Speaker
Description of Work
The ARCTURUS platform is designed to deliver next generation cluster services for increased speed of deployment for Grid Clusters.
Utilising, a wide variety of protocols and proven methods as well as newer data management and configuration techniques, the purpose of ARCTURUS is to give a base line for WLCG Cluster deployments and to further efforts in automation beyond those of merely deploying software or Virtual machines.

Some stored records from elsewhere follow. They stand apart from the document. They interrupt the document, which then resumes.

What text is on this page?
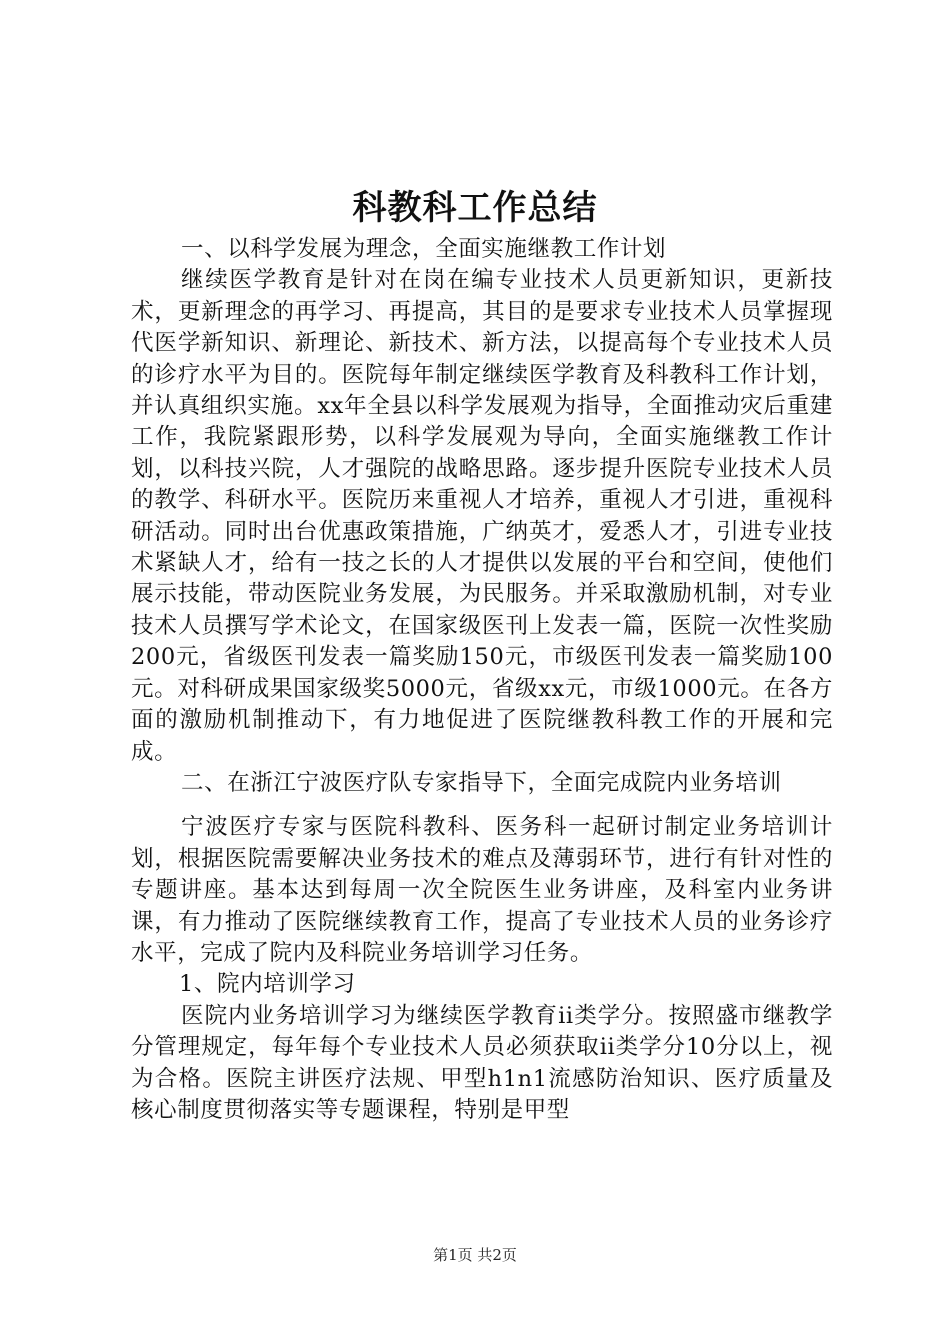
科教科工作总结

一、以科学发展为理念，全面实施继教工作计划

继续医学教育是针对在岗在编专业技术人员更新知识，更新技术，更新理念的再学习、再提高，其目的是要求专业技术人员掌握现代医学新知识、新理论、新技术、新方法，以提高每个专业技术人员的诊疗水平为目的。医院每年制定继续医学教育及科教科工作计划，并认真组织实施。xx年全县以科学发展观为指导，全面推动灾后重建工作，我院紧跟形势，以科学发展观为导向，全面实施继教工作计划，以科技兴院，人才强院的战略思路。逐步提升医院专业技术人员的教学、科研水平。医院历来重视人才培养，重视人才引进，重视科研活动。同时出台优惠政策措施，广纳英才，爱悉人才，引进专业技术紧缺人才，给有一技之长的人才提供以发展的平台和空间，使他们展示技能，带动医院业务发展，为民服务。并采取激励机制，对专业技术人员撰写学术论文，在国家级医刊上发表一篇，医院一次性奖励200元，省级医刊发表一篇奖励150元，市级医刊发表一篇奖励100元。对科研成果国家级奖5000元，省级xx元，市级1000元。在各方面的激励机制推动下，有力地促进了医院继教科教工作的开展和完成。

二、在浙江宁波医疗队专家指导下，全面完成院内业务培训

宁波医疗专家与医院科教科、医务科一起研讨制定业务培训计划，根据医院需要解决业务技术的难点及薄弱环节，进行有针对性的专题讲座。基本达到每周一次全院医生业务讲座，及科室内业务讲课，有力推动了医院继续教育工作，提高了专业技术人员的业务诊疗水平，完成了院内及科院业务培训学习任务。

1、院内培训学习

医院内业务培训学习为继续医学教育ii类学分。按照盛市继教学分管理规定，每年每个专业技术人员必须获取ii类学分10分以上，视为合格。医院主讲医疗法规、甲型h1n1流感防治知识、医疗质量及核心制度贯彻落实等专题课程，特别是甲型

第1页 共2页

The end goal of this research programme is to build a fully automated expert system which, through multiple open source projects, can build, configure and deployed as well as diagnose potential issues within a cluster with minimal technical operator involvement.
Printable Summary
With the current trend towards "On Demand Computing" in big data environments it becomes crucial that the deployment of services and resources becomes increasingly automated. With opensource projects such as Canonicals MaaS and Redhats Spacewalk; automated deployment is available for large scale data centre environments but these solutions can be too complex and heavyweight for smaller, resource constrained WLCG Tier-2 sites. Along with a greater desire for bespoke monitoring and the collection of more Grid related metrics, a more lightweight and modular approach is desired. In this paper work carried out on the test cluster environment at the Scotgrid site of the University of Glasgow is presented.
Progress towards a lightweight automated framework for building WLCG grid sites is presented, based on "off the shelf" software components such as Cobbler and Puppet, the building blocks of the larger open source projects mentioned before. Additionally the test cluster is used to investigate these components in a mixed IPv4/IPv6 environment, as well as using emerging OpenFlow technologies for software service provisioning.
As part of the research into an automation framework the use of IPMI and SNMPv2 for physical device management will be included, as well as the possibility of SNMPv2 as a monitoring/data sampling layer such that more comprehensive decision making can take place and potentially be automated.
Additionally, the development of Virtualised Networking and its role in service delivery within a Grid Cluster will be investigated,
This could lead to reduced down times and better performance as services are recognised to be in a non-functional state by autonomous systems. Finally, through the use of automated service provisioning and automated device management the building blocks of a fully automated expert system will be touched upon.